ECLI:NL:HR:2008:BC8100
Hoge Raad
- Cassatie
- J.B. Fleers
- A.M.J. van Buchem-Spapens
- A. Hammerstein
- J.C. van Oven
- C.A. Streefkerk
- E.J. Numann
- Rechtspraak.nl
Uitleg van agentuurovereenkomst en provisiebetalingen tussen reisorganisatie en luchtvaartmaatschappij
In deze zaak heeft Airtrade Holding B.V. een rechtszaak aangespannen tegen de luchtvaartmaatschappij Iberia, waarbij zij vorderingen heeft ingesteld tot betaling van een provisie van € 664.122,-- over het jaar 2001. De zaak draait om de uitleg van een agentuurovereenkomst en de bijbehorende commerciële afspraken tussen partijen. Airtrade heeft Iberia gedagvaard op 26 november 2002, waarna de kantonrechter op 26 november 2003 de vorderingen van Airtrade heeft afgewezen. Airtrade heeft vervolgens hoger beroep ingesteld bij het gerechtshof te Amsterdam, dat op 8 juni 2006 het vonnis van de kantonrechter heeft bekrachtigd. Hierop heeft Airtrade cassatie ingesteld bij de Hoge Raad, terwijl Iberia voorwaardelijk incidenteel cassatieberoep heeft ingesteld.

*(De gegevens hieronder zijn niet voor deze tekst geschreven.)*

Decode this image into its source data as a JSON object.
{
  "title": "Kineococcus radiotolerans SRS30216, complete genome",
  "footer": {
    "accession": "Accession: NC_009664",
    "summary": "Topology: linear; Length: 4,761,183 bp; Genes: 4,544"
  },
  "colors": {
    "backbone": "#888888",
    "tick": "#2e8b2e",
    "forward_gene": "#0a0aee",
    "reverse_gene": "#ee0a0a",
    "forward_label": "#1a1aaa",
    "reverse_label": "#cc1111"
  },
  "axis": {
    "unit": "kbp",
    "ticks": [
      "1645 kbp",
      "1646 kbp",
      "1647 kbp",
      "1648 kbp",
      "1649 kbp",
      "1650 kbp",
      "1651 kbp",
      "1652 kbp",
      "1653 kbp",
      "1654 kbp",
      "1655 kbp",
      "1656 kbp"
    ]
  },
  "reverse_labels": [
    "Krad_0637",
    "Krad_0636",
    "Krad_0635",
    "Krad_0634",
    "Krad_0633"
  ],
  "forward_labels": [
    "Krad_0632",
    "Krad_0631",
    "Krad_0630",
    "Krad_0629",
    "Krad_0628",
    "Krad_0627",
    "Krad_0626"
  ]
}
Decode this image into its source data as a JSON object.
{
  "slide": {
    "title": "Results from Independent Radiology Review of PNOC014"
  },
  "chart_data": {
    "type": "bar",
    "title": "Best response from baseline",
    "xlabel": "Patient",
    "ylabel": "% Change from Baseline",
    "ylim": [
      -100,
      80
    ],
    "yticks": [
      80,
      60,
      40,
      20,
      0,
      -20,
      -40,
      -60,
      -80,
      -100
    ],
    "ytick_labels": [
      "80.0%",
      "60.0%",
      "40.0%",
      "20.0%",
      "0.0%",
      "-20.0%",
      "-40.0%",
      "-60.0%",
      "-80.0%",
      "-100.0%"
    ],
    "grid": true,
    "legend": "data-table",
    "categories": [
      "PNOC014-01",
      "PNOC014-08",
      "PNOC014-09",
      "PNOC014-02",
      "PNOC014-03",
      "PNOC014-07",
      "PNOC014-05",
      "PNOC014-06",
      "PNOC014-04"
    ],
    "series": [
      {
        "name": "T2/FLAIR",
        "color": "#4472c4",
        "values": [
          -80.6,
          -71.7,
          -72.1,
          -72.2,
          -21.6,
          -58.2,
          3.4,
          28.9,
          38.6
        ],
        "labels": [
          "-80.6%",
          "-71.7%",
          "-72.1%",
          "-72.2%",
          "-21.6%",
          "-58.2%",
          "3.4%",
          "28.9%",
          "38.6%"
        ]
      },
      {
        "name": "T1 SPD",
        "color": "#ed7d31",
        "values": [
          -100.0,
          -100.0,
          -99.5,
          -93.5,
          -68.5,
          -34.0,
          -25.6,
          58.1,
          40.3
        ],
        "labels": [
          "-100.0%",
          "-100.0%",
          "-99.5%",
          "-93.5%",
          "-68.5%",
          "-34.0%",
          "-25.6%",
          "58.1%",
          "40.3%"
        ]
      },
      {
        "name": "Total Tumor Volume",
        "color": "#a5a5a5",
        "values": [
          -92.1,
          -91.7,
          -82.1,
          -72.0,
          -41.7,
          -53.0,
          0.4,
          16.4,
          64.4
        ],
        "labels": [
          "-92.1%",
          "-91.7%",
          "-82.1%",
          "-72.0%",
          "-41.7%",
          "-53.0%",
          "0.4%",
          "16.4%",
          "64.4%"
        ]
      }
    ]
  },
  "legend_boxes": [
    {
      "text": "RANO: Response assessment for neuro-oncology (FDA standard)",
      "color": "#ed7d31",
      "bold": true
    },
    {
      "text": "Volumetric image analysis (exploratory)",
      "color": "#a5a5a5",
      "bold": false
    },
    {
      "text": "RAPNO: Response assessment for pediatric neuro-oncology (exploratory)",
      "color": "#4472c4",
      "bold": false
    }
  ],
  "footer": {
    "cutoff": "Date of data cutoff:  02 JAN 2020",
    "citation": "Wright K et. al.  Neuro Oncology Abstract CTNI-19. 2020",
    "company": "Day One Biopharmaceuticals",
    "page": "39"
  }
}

De Hoge Raad heeft de zaak beoordeeld en vastgesteld dat de agentuurovereenkomst tussen Iberia en Airtrade wordt beheerst door de IATA Passenger Sales Agency Agreements. De Hoge Raad oordeelt dat de commerciële overeenkomst van 27 april 2000 tijdelijke prijsafspraken bevatte die enkel voor het jaar 2000 golden en dat er geen verlenging heeft plaatsgevonden. Hierdoor was Iberia vrij om na afloop van deze overeenkomst terug te vallen op de basisprovisie-afspraken van de IATA overeenkomst.
De Hoge Raad heeft het principale beroep van Airtrade verworpen en hen veroordeeld in de kosten van het geding in cassatie, die aan de zijde van Iberia zijn begroot op € 5.905,34 aan verschotten en € 2.200,-- voor salaris. De uitspraak is gedaan op 6 juni 2008 door een meervoudige kamer onder leiding van vice-president J.B. Fleers.